Roman, der soeben im Klett-Cotta Verlag erschienen ist und mich nicht nur begeistert, sondern auch zutiefst berührt hat. Ein zarter funkelnder Diamant, zart, weil Illys „erster Tag im Mai 1986“ als acht jähriges Mädchen erzählt wird, und funkelnd, weil dieser Roman viel Aufsehen im österreichischen Literaturbetrieb erregen wird. Nach ihrem ersten Roman „Kometen“, 2012 erschienen, der auch schon die erfrischende Geschichte einer jugendlichen Häutung erzählte, kommt jetzt, sieben Jahre später, ein echtes kleines Epos. Ein Leben in fünf Tages-Ereignissen, tiefe Gefühle, reife Gedanken und eine wahre Liebe, die selten so wahrhaftig, ehrlich und verletzlich geschildert wurde. Das berührt und bewegt die Seele des Lesers.

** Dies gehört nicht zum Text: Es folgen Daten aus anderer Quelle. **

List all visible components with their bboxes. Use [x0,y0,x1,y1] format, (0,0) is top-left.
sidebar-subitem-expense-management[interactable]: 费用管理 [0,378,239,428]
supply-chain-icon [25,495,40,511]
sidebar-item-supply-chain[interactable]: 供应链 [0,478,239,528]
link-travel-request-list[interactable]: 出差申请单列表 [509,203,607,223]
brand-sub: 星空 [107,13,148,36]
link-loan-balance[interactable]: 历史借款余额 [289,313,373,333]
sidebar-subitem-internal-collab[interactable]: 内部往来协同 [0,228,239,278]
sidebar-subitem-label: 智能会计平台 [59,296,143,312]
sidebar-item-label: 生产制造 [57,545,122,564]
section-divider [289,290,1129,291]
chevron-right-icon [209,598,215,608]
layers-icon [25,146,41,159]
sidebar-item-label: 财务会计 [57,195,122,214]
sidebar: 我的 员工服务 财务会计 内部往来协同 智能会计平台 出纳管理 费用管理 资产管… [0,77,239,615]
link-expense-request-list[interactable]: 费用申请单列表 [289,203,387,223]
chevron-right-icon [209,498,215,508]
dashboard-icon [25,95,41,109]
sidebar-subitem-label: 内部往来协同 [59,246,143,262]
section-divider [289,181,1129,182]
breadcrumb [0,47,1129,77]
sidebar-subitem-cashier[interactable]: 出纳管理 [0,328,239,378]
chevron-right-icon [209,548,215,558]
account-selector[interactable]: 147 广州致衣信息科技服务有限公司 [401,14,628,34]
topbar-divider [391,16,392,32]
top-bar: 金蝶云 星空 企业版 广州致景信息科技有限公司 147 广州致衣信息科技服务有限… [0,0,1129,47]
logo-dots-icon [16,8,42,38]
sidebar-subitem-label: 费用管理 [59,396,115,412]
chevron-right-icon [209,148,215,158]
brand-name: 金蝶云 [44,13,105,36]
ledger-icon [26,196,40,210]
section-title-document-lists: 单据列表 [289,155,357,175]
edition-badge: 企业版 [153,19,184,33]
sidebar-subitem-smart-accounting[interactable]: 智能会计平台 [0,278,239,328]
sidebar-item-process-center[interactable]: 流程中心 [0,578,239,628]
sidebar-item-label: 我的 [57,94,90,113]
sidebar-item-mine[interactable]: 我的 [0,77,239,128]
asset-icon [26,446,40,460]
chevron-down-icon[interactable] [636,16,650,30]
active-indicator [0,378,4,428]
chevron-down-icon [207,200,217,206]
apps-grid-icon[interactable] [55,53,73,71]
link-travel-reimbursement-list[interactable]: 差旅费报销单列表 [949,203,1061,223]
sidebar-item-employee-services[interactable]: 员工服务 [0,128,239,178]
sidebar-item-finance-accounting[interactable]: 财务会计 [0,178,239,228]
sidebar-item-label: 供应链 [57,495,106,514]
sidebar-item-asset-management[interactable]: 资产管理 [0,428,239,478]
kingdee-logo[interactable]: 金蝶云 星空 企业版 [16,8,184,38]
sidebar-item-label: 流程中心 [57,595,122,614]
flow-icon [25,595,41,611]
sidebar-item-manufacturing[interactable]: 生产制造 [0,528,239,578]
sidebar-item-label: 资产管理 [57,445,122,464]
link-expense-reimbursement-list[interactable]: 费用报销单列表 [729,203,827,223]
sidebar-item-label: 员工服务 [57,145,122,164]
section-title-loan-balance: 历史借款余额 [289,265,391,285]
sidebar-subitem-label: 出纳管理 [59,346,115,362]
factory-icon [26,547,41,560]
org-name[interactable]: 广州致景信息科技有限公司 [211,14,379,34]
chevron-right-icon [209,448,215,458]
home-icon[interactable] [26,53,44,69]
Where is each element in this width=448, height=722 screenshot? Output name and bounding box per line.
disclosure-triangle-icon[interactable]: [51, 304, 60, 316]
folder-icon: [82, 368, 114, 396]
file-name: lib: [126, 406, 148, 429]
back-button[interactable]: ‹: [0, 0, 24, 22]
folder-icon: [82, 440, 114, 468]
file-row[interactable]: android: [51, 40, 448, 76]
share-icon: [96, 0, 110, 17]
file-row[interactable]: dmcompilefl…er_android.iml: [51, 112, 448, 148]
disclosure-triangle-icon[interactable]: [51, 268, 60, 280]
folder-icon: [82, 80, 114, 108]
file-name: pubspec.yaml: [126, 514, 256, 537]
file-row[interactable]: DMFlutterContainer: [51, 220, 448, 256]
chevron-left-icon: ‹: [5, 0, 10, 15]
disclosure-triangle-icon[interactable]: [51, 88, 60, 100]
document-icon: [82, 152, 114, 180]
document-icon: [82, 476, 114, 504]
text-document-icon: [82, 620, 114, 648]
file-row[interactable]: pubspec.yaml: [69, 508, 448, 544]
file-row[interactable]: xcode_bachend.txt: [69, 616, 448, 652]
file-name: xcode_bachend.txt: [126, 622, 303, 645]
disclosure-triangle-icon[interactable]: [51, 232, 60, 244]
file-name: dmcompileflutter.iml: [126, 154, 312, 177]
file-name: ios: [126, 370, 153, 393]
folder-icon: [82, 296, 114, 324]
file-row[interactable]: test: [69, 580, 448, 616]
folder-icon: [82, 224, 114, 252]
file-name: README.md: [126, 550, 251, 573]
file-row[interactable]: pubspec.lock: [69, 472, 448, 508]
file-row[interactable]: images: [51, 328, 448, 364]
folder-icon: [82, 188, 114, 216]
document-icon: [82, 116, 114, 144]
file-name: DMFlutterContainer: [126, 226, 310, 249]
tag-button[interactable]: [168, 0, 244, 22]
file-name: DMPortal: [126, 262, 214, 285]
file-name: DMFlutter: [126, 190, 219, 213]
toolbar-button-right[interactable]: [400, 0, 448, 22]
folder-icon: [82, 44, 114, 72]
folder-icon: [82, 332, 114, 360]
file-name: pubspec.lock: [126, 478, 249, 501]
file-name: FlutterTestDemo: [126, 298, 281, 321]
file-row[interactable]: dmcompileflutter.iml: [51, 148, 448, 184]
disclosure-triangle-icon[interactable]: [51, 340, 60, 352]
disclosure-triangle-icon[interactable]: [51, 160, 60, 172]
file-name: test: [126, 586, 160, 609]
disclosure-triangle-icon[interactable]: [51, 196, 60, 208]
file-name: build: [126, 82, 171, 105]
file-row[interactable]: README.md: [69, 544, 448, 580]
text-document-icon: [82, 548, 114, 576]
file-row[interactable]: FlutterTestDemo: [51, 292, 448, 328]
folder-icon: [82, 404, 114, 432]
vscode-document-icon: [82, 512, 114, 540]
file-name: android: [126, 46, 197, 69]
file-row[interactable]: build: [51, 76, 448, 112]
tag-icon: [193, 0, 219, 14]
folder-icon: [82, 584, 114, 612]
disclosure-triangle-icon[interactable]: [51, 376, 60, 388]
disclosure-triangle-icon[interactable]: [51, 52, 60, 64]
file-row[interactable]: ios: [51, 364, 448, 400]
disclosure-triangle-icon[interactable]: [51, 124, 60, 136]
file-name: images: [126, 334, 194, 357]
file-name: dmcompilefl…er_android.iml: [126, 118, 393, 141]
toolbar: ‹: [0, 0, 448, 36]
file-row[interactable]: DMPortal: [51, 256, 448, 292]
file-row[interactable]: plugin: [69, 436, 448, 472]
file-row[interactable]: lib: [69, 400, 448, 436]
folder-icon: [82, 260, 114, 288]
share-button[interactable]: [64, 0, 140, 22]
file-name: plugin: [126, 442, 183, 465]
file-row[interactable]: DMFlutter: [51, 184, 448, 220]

Auf Preise wird Frau Hager nicht lange warten müssen und LeserInnen von Taschler, Melandri und Seethaler können sich freuen, eine weitere neue Lieblingsautorin entdeckt zu haben ...
Autor: Elias Hirschl

Content - 5 Sterne

Nein -, es wäre absolut zu einfach diesen Roman als „NonsensLiteratur“ zu bezeichnen, wenngleich man sich auf weiten Strecken der Geschichte in schier kafkaeskem Irrsinn zu bewegen scheint und „ Nonsensliteratur“ auch keine Abwertung darstellen würde, denke man nur an die berühmten Vertreter dieses Genres im 20. Jahrhundert. Aber zurück zum Roman von Elias Hirschl: Content, übersetzt Inhalt, und das impliziert auch vorherrschende Inhaltslosigkeit, also Sinnleere, ergo Unsinn – Nonsens. Wenn man also das Umfeld, in dem der Roman handelt, mit der Zeit, in der die Geschichte spielt, nämlich jetzt, vergleicht, dann ist das für uns vorstellbare Morgen, bereits gestern. Hirschl entwirft in dieser Geschichte eine nachvollziehbare Kryptowirtschaft in einer Kryptogesellschaft, in der KI-generierte Digi-Social-Medias alles formt und beherrscht. Die neuen fake-news, also die neuen KI-fake-news, persiflieren unsere Existenz auf das Vollkommene. Achtung – sehr wichtig: alle neuen Begriffe des DigiSprech muss der Leser parat haben, sonst verirrt er sich im IT-Dschungel.
Alles in Allem aber sehr zu empfehlen, wenn man wenigstens mit einem Auge der neuen Welt noch folgen möchte.